Prep Time: 2.5 hours
· 2 or 3 tablespoons olive oil
· Watkins salt
· One 3-5 pound chuck roast
· 2 fresh onions
· 6 to 8 carrots
· Watkins black pepper
· 2 to 2 1/2 cups beef stock
· 3 or 4 fresh rosemary sprigs
· 2 or 3 fresh thyme sprigs
Preheat the oven to 275 degrees F.
Heat a large pot or Dutch oven over medium-high heat. Add the olive oil and while it heats up prepare the other ingredients.
Generously salt the chuck roast on both sides. Cut a couple of onions in half from root to tip, then cut off the tops and bottoms and peel off the papery skin. When the pot is hot, place the onions in the oil and brown on both sides, about a minute per side. Remove the onions to a plate.
Thoroughly wash the carrots, but don’t peel them. Cut them roughly into 2-inch slices, and put them into the pot. Slightly brown them for about a minute or so, then remove them from the pot and allow the pot to get really hot again. Add another tablespoon of oil to the pan. Place the meat in the pot and sear it, about a minute per side. Remove to a plate.
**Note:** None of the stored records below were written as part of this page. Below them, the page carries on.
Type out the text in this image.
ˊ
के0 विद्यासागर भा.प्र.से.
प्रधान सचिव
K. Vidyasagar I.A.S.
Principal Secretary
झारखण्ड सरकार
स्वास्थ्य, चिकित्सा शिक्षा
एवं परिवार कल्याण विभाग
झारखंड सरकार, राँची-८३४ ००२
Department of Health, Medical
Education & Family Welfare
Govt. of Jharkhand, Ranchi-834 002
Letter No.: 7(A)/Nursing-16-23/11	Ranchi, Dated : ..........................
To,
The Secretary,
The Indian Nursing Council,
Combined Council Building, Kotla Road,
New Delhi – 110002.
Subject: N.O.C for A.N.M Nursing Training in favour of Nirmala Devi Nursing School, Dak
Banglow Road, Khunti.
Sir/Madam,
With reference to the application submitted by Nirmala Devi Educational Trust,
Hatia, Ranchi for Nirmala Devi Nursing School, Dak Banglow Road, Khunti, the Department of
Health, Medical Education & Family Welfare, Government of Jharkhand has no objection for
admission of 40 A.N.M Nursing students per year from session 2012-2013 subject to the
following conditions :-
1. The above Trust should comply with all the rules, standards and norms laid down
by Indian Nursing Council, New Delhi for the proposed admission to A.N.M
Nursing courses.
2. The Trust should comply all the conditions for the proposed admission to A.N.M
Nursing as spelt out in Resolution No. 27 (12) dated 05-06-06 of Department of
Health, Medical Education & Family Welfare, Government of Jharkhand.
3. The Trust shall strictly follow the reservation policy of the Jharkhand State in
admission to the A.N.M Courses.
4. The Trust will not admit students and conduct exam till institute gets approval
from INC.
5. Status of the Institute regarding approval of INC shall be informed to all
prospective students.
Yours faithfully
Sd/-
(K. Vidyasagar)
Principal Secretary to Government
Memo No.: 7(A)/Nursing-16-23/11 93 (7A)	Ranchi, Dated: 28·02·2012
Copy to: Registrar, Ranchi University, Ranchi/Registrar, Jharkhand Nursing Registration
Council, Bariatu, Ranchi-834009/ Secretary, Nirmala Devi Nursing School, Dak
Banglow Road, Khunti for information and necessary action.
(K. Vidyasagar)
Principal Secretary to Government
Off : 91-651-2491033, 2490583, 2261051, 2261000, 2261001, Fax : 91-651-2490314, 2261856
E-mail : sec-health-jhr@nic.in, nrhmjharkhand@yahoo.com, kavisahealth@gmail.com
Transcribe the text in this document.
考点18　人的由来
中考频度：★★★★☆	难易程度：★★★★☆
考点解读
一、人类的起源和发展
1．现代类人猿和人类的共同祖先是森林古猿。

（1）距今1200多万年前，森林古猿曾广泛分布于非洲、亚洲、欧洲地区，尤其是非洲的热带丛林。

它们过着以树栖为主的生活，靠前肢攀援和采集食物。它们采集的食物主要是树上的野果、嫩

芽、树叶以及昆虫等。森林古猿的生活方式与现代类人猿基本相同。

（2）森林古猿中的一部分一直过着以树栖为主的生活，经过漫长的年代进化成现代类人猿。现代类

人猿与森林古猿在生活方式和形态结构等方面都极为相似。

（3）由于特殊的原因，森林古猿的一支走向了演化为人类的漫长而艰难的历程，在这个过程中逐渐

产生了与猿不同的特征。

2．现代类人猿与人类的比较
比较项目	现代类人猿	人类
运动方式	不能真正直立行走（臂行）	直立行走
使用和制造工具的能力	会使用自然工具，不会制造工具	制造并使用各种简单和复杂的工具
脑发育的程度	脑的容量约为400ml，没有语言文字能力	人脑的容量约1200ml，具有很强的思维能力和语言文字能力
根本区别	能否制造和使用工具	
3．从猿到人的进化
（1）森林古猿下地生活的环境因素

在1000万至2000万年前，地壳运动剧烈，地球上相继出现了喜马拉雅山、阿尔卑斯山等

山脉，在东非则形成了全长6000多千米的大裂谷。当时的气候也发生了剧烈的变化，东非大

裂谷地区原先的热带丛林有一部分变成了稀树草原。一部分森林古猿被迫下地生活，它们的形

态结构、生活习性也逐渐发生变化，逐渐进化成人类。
With the burner on high, deglaze the pot by adding 1 cup of the beef stock, whisking constantly. The point of deglazing is to loosen all the burned, flavorful bits from the bottom of the pot. When most of the bits are loosened, place the meat back in the pot, followed by the carrots and onions. Pour enough beef stock into the pot to cover the meat halfway.
Next put in the fresh rosemary and thyme sprigs. The fresh herbs absolutely make this dish. Put them into the juice to ensure that the flavors are distributed throughout the pot.
Cover the pot and roast for 3 to 5 hours, depending on the size of your roast. For a 3-pound roast, allow for 3 to 3 1/2 hours. For a 5-pound roast, allow for a 4 to 5 hour cooking time. When the cooking time is over, check the roast for doneness. A fork should go in easily and the meat should be very tender. Remove the meat to a cutting board and slice against the grain. Serve with vegetables and potatoes of your choice.